Moda endüstrisinin tartışmasız en prestijli etkinliği olarak kabul edilen ve 1976 yılından beri "Paris Fashion Week Haute Couture" olarak adlandırılan moda haftası, görkemli dönemlerine kıyasla az sayıda marka ile yoluna devam ederken, genç tasarımcılara da kendilerini ispatlama olanağı sağlıyor.
2024 yaz sezonu defilelerinin sunulduğu moda haftasının lokomotif markaları Chanel ve Dior dışında, avangardist tasarımcılara emanet edilen Schiaparelli ve moda arenasında yer bulmaya çalışan genç tasarımcılar da basının karşısında sınavlarını vermiş oldular.
Haftanın ilgi çeken defilelerinden biri, 2005 yılında Haute Couture'e layık görülen modacılar listesine girerek hayalini gerçekleştiren Giorgio Armani'nin, 89 yaşında podyuma çıkarak davetlileri selamlaması oldu.
Paris'in önemli müzelerinden biri olan Palais de Tokyo'da sunulan defilede, "Kozmopolit Couture" teması çerçevesinde, Japon kimono ve estampları, Sicilya seramikleri gibi değişik ülke kültürlerinin koleksiyona esin kaynağı olduğunu gözlemledim.
Bol Oscarlı film yıldızı Glenn Close, Juliete Binoche, Futbolcu Ronaldo ve ünlü Rus model ve girişimci Natalia Vodyonova, Armani defilesinin şeref konukları olarak yerlerini almışlardı.
Fransa'nın yetiştirdiği en önemli tasarımcılardan biri olan "Deli Fişek" lakaplı Jean Paul Gaultier, birkaç yıl önce markasını devrederek emekliye ayrılmıştı.
Yeni yönetim, her sezon başka bir tasarımcıyı davet ederek etkinliğe devam etme kararı doğrultusunda, 2024 yaz sezonu koleksiyonunu gerçekleştirmek için İrlandalı tasarımcı Simone Rocha'yı misafir etti.
Basının, merakla beklediği "Gaultier by Simone Rocha" defilesinde, markanın kuvvetli kodlarının Rocha'nın romantik punk tarzı ile vals ettiği bir karma tarz ortaya çıkmış oldu.
Kanımca, Jean Paul Gaultier örneğinde olduğu gibi uç unsurların ve kişisel kodların ön plana çıkması ile doğmuş olan marka kimliklerinin başka bir güçlü kimlikle birleşmesi her zaman iyi sonuç vermiyor. Hele her sezon başka bir tasarımcının devreye girerek koleksiyon hazırlama stratejisinin uzun soluklu bir yöntem olmayacağını düşünüyorum.
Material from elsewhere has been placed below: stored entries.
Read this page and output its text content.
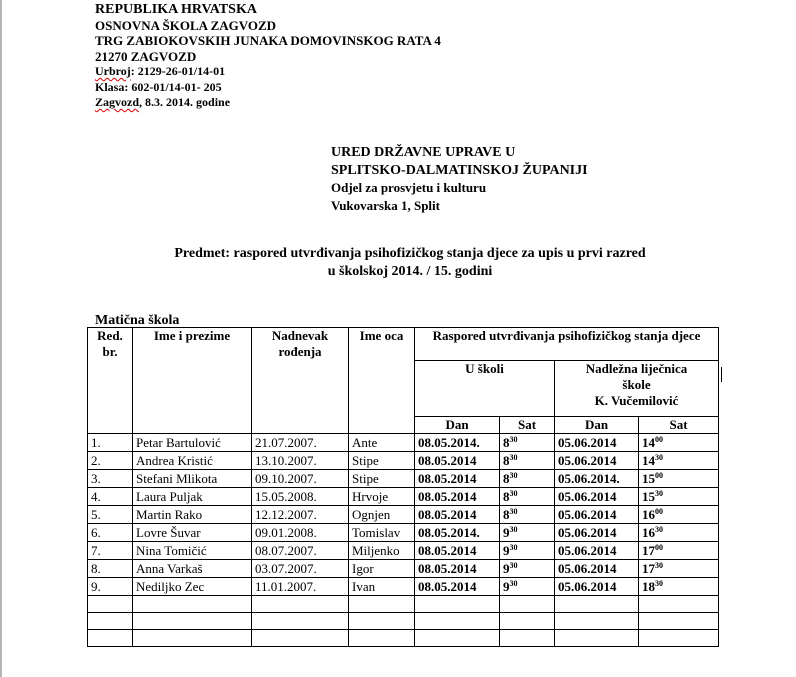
REPUBLIKA HRVATSKA
OSNOVNA ŠKOLA ZAGVOZD
TRG ZABIOKOVSKIH JUNAKA DOMOVINSKOG RATA 4
21270 ZAGVOZD
Urbroj: 2129-26-01/14-01
Klasa: 602-01/14-01- 205
Zagvozd, 8.3. 2014. godine
URED DRŽAVNE UPRAVE U
SPLITSKO-DALMATINSKOJ ŽUPANIJI
Odjel za prosvjetu i kulturu
Vukovarska 1, Split
Predmet: raspored utvrđivanja psihofizičkog stanja djece za upis u prvi razred
u školskoj 2014. / 15. godini
Matična škola
Red. br.	Ime i prezime	Nadnevak rođenja	Ime oca	Raspored utvrđivanja psihofizičkog stanja djece			
				U školi		Nadležna liječnica
škole
K. Vučemilović	

				Dan	Sat	Dan	Sat
1.	Petar Bartulović	21.07.2007.	Ante	08.05.2014.	$8^{30}$	05.06.2014	$14^{00}$
2.	Andrea Kristić	13.10.2007.	Stipe	08.05.2014	$8^{30}$	05.06.2014	$14^{30}$
3.	Stefani Mlikota	09.10.2007.	Stipe	08.05.2014	$8^{30}$	05.06.2014.	$15^{00}$
4.	Laura Puljak	15.05.2008.	Hrvoje	08.05.2014	$8^{30}$	05.06.2014	$15^{30}$
5.	Martin Rako	12.12.2007.	Ognjen	08.05.2014	$8^{30}$	05.06.2014	$16^{00}$
6.	Lovre Šuvar	09.01.2008.	Tomislav	08.05.2014.	$9^{30}$	05.06.2014	$16^{30}$
7.	Nina Tomičić	08.07.2007.	Miljenko	08.05.2014	$9^{30}$	05.06.2014	$17^{00}$
8.	Anna Varkaš	03.07.2007.	Igor	08.05.2014	$9^{30}$	05.06.2014	$17^{30}$
9.	Nediljko Zec	11.01.2007.	Ivan	08.05.2014	$9^{30}$	05.06.2014	$18^{30}$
Moda haftasının olmazsa olmaz markası Chanel'in sanat yönetmeni Virginia Ward, moda-sanat ilişkisini önemseyen kişiliği ile tanınıyor. Ward, Chanel 2024 yaz sezonu defilesi için kendisine sunulan açık kartı, bu kez iki yetenekli sanatçıdan yana kullanmış: Dave Free ve Kendrick Lamar.
Dev beyaz yuvarlak podyum ve Chanel logolu tavan detayı ile defilenin dekor ve sunumunu imzalayan ikili, podyum öncesi gösterilen "The Button (Düğme)" olarak adlandırılmış olan kısa metraj filminin de yaratıcıları.
Free'nin yazıp yönettiği, müziğini rapçı Lamar'ın üstlendiği mini yapıtta, Chanel ceketinin bir düğmesini kaybetmiş olan genç Amerikalı kadının, (Margaret Qualley) düğmeyi bulmak ümidi ile Paris'e gelişi ve Coco Chanel'le (Anna Moulalis) tanışması kurgulanmış.
Koleksiyonun teması ise Bale ve "Tutu" olarak adlandırılan bale kostümünden esinlenerek tasarlanmış. Tüy hafifliğine indirgenmiş klasik tweed kumaşın, tül, dantel organza gibi materyallerle uyumu ise "İşte Haute Couture, işte Chanel farkı" dedirtir cinsten.
Moda Haftası'nın diğer star markası Dior, Maria Grazia Chiuri imzalı yaz koleksiyonunu, Paris'in önemli müzelerinden Musée Rodin'de sundu.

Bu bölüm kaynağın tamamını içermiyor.